MANAGEMENT OF NEMATODES AND VIRUS DISEASES AFFECTING POTATO AND GRAIN CROPS
Project Number: 1907-22000-018-00
Start Date: Feb 26, 2007
End Date: Feb 25, 2012
The long-term objective of this project is to develop an improved understanding of how endemic and emerging pathotypes of nematodes and viruses become established and are subsequently maintained in potato and grain crops. This knowledge is critical to the development of effective and sustainable control strategies, and obtaining this knowledge has become more imperative due to recent events. The emergence of new pathotypes of the golden potato cyst nematode (GN, Globodera rostochiensis), has raised new concerns about the ability of scientists and regulatory agencies to detect the nematode and about the continued effectiveness of current quarantine and management strategies. Similarly, national surveys of Potato virus Y (PVY) in seed potato production areas indicate an increase in the genetic diversity of PVY and emergence of necrotic forms of the virus. All of these findings are restricting interstate and international movement of potatoes. Over the next 5 years we will focus on the following objectives:
Objective 1: Improved detection and characterization of emerging pathotypes of the GN and emerging strains of PVY.
Sub-objective 1.A. Develop molecular markers that differentiate pathotypes of the GN based on divergence in nematode parasitism gene sequences.
Sub-objective 1.B. Determine the geographic and genetic distribution of PVY strains affecting the U.S. potato crop and develop improved diagnostic assays.
Objective 2: Identification and characterization of genes regulating the pathogenicity and transmission of viruses and nematodes affecting potato, and viruses affecting small grains.
Sub-objective 2.A. Identify and characterize nematode parasitism genes.
Sub-objective 2.B. Identify and characterize aphid and virus genes regulating virus transmission.
Objective 3: Development of industry and consumer acceptable potato genotypes that express novel or improved resistance to virus and nematode pathogens.

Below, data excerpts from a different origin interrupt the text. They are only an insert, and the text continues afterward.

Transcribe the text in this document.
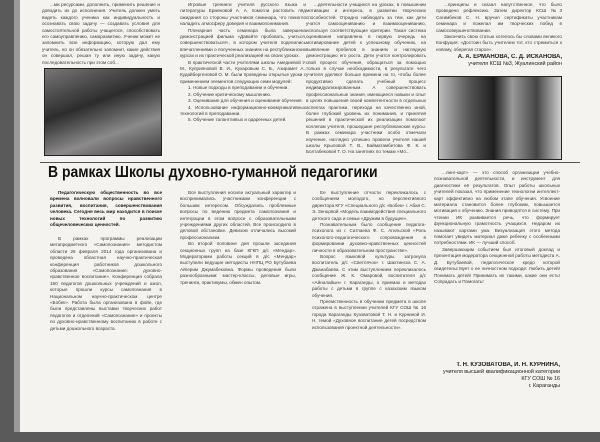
...ми ресурсами, дополнить, применить решение и доводить их до исполнения. Учитель должен уметь видеть каждого ученика как индивидуальность и осознавать свою задачу — создавать условия для самостоятельной работы учащегося, способствовать его самоуправлению, саморазвитию. Ученик может не запомнить всю информацию, которую дал ему учитель, но он обязательно запомнит, какие действия он совершал, решая ту или иную задачу, какую последовательность при этом соб...

Игровые тренинги учителя русского языка и литературы Ермековой А. А. помогли растопить лёд ожидания со стороны участников семинара, что помогло наладить атмосферу доверия и взаимопонимания.

Пленарная часть семинара была завершена демонстрацией фильма «Давайте пробовать, учиться, совершенствоваться!», в котором учителя поделились впечатлениями о полученных знаниях на республиканских курсах и их практической реализацией на своих уроках.

В практической части учителями школы Амедиевой У. М., Куприяновой В. И., Кухаровым С. Б., Азирамет А., Кудайбергеновой О. М. были проведены открытые уроки с применением элементов следующих семи модулей:

1. Новые подходы в преподавании и обучении.

2. Обучение критическому мышлению.

3. Оценивание для обучения и оценивание обучения.

4. Использование информационно-коммуникативных технологий в преподавании.

5. Обучение талантливых и одаренных детей.

...деятельности учащихся на уроках, в повышении мотивации и интереса, в развитии творческих способностей. Отрадно наблюдать за тем, как дети учатся самооцениванию и взаимооцениванию, используя соответствующие критерии. Такая система оценивания направлена в первую очередь на мотивирование детей к успешному обучению, на выявление пробелов в знаниях и наглядную демонстрацию его роста. Дети учатся контролировать свой процесс обучения, обращаться за помощью только в случае необходимости, в результате чего учителя уделяют больше времени на то, чтобы более продуктивно сделать учебный процесс индивидуализированным. А совершенствовать профессиональные знания, имеющиеся навыки и опыт в целях повышения своей компетентности в отдельных аспектах практики, перехода на качественно иной, более глубокий уровень их понимания, и принятия решений в практической их реализации помогают коллегам учителя, прошедшие республиканские курсы. В рамках семинара участники особо отмечали изучение, наглядно успешно провели учителя нашей школы Крыловой Т. В., Байматамбетова Ф. К. и Болтабековой Т. О. На занятиях по темам «Мо...

...принципы и сказал напутственное, что было проведено рефлексию. Затем директор КСШ №3 Сагимбеков С. Н. вручил сертификаты участникам семинара и пожелал им творческих побед в самосовершенствовании.

Закончить свою статью хотелось бы словами великого Конфуция: «Достоин быть учителем тот, кто стремиться к новому, оберегая старое».

А. А. ЕРМАНОВА, С. Д. ИСКАНОВА,
учителя КСШ №3, Жуалинский район
В рамках Школы духовно-гуманной педагогики

Педагогическую общественность во все времена волновали вопросы нравственного развития, воспитания, совершенствования человека. Сегодня весь мир находится в поиске новых технологий по развитию общечеловеческих ценностей.

В рамках программы реализации метапредметного «Самопознания» методистом области 26 февраля 2014 года организована и проведена областная научно-практическая конференция работников дошкольного образования «Самопознание: духовно-нравственное воспитание». Конференция собрала 150 педагогов дошкольных учреждений и школ, которые прошли курсы самопознания в Национальном научно-практическом центре «Бобек». Работа была организована в фойе, где были представлены выставки творческих работ педагогов и отделений «Самопознание» и проекты по духовно-нравственному воспитанию в работе с детьми дошкольного возраста.

Все выступления носили актуальный характер и воспринимались участниками конференции с большим интересом. Обсуждались проблемные вопросы по ведению предмета самопознания и интеграции в этом вопросе с образовательными учреждениями других областей. Все происходило в деловой обстановке. Девизом отличались высокий профессионализм.

Во второй половине дня прошли заседания секционных групп на базе КГКП д/с «Мендар». Модераторами работы секций в д/с «Мендар» выступили ведущие методисты ННПЦ РО Бутубаева Айгерим Джумабековна. Формы проведения были разнообразными: мастер-классы, деловые игры, тренинги, практикумы, обмен опытом.

Ее выступление отчасти перекликалось с сообщением молодого, но перспективного директора КГУ «Специального д/с «Бобек» г. Абая С. Э. Зенцовой «Модель взаимодействия специального детского сада и семьи «Дружим в будущее».

Познавательным было сообщение педагога-психолога из г. Сатпаева Ф. С. Агильской «Роль психолого-педагогического сопровождения в формировании духовно-нравственных ценностей личности в образовательном пространстве».

Вопрос языковой культуры затронула воспитатель д/с «Светлячок» г. Шахтинска С. А. Джанабаева. С этим выступлением перекликалось сообщение Ж. К. Омаровой, воспитателя д/с «Айналайын» г. Караганды, о приемах и методах работы с детьми в группе с казахским языком обучения.

Преемственность в обучении предмета в школе отражена в выступлении учителей КГУ СОШ № 16 города Караганды Кузоватовой Т. Н. и Курниной И. Н. темой «Духовное воспитание детей посредством использования проектной деятельности».

...линг-карт» — это способ организации учебно-познавательной деятельности, и инструмент для диагностики её результатов. Опыт работы школьных учителей показал, что применение технологии интеллект-карт эффективно на любом этапе обучения. Усвоение материала становится более глубоким, повышается мотивация к обучению. Знания приводятся в систему. При чтении ИК развивается речь, что формирует функциональную грамотность учащихся. Недаром их называют картами ума. Визуализация этого метода помогает увидеть материал даже ребенку с особенными потребностями. ИК — лучший способ.

Завершающим событием был итоговый доклад и презентация модератора секционной работы методиста А. Д. Бутубаевой, педагогическое кредо которой свидетельствует о ее личностном подходе: Любить детей! Понимать детей! Принимать их такими, какие они есть! Сопрадать и Помогать!

Т. Н. КУЗОВАТОВА, И. Н. КУРНИНА,
учителя высшей квалификационной категории
КГУ СОШ № 16
г. Караганды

Genetic diversity and diagnostic studies will identify differences in nematode parasitism genes that may be involved in pathogenicity or virulence/avirulence of the nematode. This information will be used to develop molecular diagnostic tools that will distinguish these two pathotypes. Serological, biological, and molecular characteristics of PVY isolates representative of each state, potato variety and production area will be used to group virus isolates and develop improved diagnostic assays to detect the strains of the virus that are potentially the most economically damaging in terms of yield and trade. Functional studies of pathogenicity and transmission genes will focus on secretory proteins encoded by parasitism genes expressed within the nematode’s esophageal gland cells known to be the principal molecular signals regulating both pathogenicity and virulence/avirulence of the nematode; as well as on aphid genes expressed in gut and salivary tissues whose products interact with specific domains on the two virus structural proteins. Genomic and proteomic based technologies will be employed to identify and characterize nematode and aphid proteins, and determine their functional role in the host-parasite/pathogen interaction. The development of nematode resistant potato varieties will focus on conventional breeding practices to transfer known nematode resistance genes to new germplasm with improved horticultural traits. Transgenic technologies will be used to isolate potato genes required by viral pathogens for replication, modify these potato genes and re-introduce them into accepted potato varieties so the altered forms no longer support virus replication.